Аська ещё долго рыдала. И со сборами закопалась. Может, дожидалась возвращения хозяина, чтоб объясниться? Заманский её не подгонял. Спустя два часа отец с дочерью всё ещё не выехали из угрюмой обители.
– У тебя мобильник на нижнем этаже разрывается! – раздраженно крикнула ушастая Аська.
Заманский неспешно дошел до телефона, – в надежде, что умолкнет. Когда собирался в Россию, в нетерпении высчитывал дни до встречи со старыми друзьями. Но сначала было некогда, а после того, как вскрылась ужасающая правда об убийстве Зиновия собственным сыном, желание общаться с кем бы то ни было иссякло.
– Слушаю, – выдохнул он.
– Здравствуйте, бывший важный, а ныне хоть и бывший, но наиважнейший следователь Заманский, – донёсся до него хрипловатый голос, – ёрнические интонации Лукинова он и спустя пять лет распознал безошибочно.
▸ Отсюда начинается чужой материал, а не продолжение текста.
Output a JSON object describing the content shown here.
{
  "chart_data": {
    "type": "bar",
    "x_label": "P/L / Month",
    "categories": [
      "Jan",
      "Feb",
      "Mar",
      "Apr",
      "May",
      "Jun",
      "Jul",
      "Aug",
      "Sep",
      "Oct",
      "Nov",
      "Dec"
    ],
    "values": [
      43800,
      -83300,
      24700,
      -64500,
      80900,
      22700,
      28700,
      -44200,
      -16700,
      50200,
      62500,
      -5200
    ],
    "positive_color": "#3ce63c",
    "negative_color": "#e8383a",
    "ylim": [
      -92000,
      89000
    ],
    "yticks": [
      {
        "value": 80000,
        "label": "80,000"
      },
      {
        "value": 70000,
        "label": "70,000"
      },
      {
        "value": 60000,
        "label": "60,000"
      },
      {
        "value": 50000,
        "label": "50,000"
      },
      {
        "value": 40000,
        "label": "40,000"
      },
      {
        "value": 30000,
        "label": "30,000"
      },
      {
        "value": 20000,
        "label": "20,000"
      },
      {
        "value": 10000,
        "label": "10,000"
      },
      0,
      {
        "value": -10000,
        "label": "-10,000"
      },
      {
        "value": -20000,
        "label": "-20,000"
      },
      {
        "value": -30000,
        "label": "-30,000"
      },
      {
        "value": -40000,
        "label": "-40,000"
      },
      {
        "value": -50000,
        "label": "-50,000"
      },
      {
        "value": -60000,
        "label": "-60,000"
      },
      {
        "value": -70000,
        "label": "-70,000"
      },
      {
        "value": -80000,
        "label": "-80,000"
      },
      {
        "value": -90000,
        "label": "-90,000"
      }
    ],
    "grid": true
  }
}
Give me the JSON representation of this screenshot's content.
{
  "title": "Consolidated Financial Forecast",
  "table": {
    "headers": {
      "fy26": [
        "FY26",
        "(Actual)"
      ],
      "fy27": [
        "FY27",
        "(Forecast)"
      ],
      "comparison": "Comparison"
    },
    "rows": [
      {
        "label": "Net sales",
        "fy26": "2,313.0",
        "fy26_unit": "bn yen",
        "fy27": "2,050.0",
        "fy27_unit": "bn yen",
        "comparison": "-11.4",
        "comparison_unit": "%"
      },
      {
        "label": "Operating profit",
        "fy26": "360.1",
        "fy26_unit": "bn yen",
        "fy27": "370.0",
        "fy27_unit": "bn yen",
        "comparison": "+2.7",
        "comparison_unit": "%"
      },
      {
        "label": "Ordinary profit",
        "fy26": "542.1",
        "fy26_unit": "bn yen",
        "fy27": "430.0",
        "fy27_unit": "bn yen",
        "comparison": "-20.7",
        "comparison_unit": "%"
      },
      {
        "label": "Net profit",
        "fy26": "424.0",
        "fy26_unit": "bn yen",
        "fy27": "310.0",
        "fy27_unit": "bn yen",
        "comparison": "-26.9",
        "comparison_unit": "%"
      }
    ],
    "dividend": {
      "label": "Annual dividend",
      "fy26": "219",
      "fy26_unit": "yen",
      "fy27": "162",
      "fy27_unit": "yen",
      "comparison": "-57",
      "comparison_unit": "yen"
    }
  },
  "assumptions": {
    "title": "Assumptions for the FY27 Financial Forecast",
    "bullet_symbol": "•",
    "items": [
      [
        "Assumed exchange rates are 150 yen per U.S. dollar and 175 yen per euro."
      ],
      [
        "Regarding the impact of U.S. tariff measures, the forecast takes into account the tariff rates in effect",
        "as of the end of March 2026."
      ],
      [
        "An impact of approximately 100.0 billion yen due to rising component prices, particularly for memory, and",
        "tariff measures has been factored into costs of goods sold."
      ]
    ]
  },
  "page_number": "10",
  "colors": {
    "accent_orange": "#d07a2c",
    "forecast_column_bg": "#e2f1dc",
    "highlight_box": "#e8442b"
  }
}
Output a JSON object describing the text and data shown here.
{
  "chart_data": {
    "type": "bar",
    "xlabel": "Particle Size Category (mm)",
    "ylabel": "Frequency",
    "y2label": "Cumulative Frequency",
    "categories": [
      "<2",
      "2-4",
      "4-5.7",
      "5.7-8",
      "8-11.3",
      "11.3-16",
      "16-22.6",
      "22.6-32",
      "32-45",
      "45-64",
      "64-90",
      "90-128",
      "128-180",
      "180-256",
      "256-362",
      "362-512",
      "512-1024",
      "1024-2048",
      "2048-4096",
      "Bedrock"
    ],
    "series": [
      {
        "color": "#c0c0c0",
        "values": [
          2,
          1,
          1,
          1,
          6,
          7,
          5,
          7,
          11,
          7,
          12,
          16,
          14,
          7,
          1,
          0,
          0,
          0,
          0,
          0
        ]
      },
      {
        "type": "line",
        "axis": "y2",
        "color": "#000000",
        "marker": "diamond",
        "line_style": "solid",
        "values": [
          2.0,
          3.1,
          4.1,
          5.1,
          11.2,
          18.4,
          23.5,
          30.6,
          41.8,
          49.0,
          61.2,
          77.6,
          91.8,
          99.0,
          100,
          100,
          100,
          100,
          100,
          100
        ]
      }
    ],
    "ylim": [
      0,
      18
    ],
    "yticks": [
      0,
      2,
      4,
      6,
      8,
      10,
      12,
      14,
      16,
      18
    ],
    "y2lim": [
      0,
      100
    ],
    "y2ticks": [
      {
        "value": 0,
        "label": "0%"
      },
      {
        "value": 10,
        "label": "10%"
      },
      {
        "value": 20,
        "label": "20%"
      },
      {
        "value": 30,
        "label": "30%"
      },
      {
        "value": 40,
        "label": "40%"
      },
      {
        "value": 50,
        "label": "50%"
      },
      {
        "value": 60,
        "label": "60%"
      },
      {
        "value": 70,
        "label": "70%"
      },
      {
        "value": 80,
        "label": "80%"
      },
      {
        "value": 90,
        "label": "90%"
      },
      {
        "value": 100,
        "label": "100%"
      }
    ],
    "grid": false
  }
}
– Здравствуйте, бывший стажёр, а ныне следователь по особо важным делам Лукинов, – ответил он в тон.
– Я всегда говорил, что с твоим отъездом в следственном комитете драйв пропал, – сообщил Лукинов. – Не вернись ты, так бы и затихарилось, что Зиновий Плескач убит.
Заманский непроизвольно икнул. Лукинов расхохотался.
– Не Брусничко, – ответил он на незаданный вопрос. – Этот старый лепило до второго пришествия бы не сознался, что лажанулся…Явился Лев Плескач. Он и рассказал об убийстве.
– Плескач арестован? – сдавленным голосом произнёс Заманский.
Из своей светёлки выскочила Аська и замерла с выпученными глазами.
– С чего бы? – деланно удивился Лукинов.
– Явился-то с повинной? – Окстись! У Плескача алиби.
– Как алиби? – поразился Заманский. – Я ж это алиби из него клещами вытягивал.
– То-то что клещами. Да ещё в присутствии юной барышни, в которую малый, похоже, втюхался. Может, потому и говорить с тобой не захотел. Утратили вы, уважаемый бигбосс, прежнюю хватку. А с людьми нынче надо помягше. И на жизнь глядеть потоньше, – продолжал куражиться Лукинов. Поняв, что перебарщивает, посерьёзнел. – Лев Плескач сутки с восьмого на девятое провёл в Белёве в частном доме у разведёнки, к которой ездит пару раз в месяц. Отец его в Туле так зажал контролем, что парню даже по бабам приходилось втихаря, за сто двадцать километров гонять. Информация перепроверена и подтверждена соседями. Пять человек видело. И даже есть которые слышали. Старуха-соседка. Стены-то бумажные. Готова, говорят, перечислить, сколько раз кончили.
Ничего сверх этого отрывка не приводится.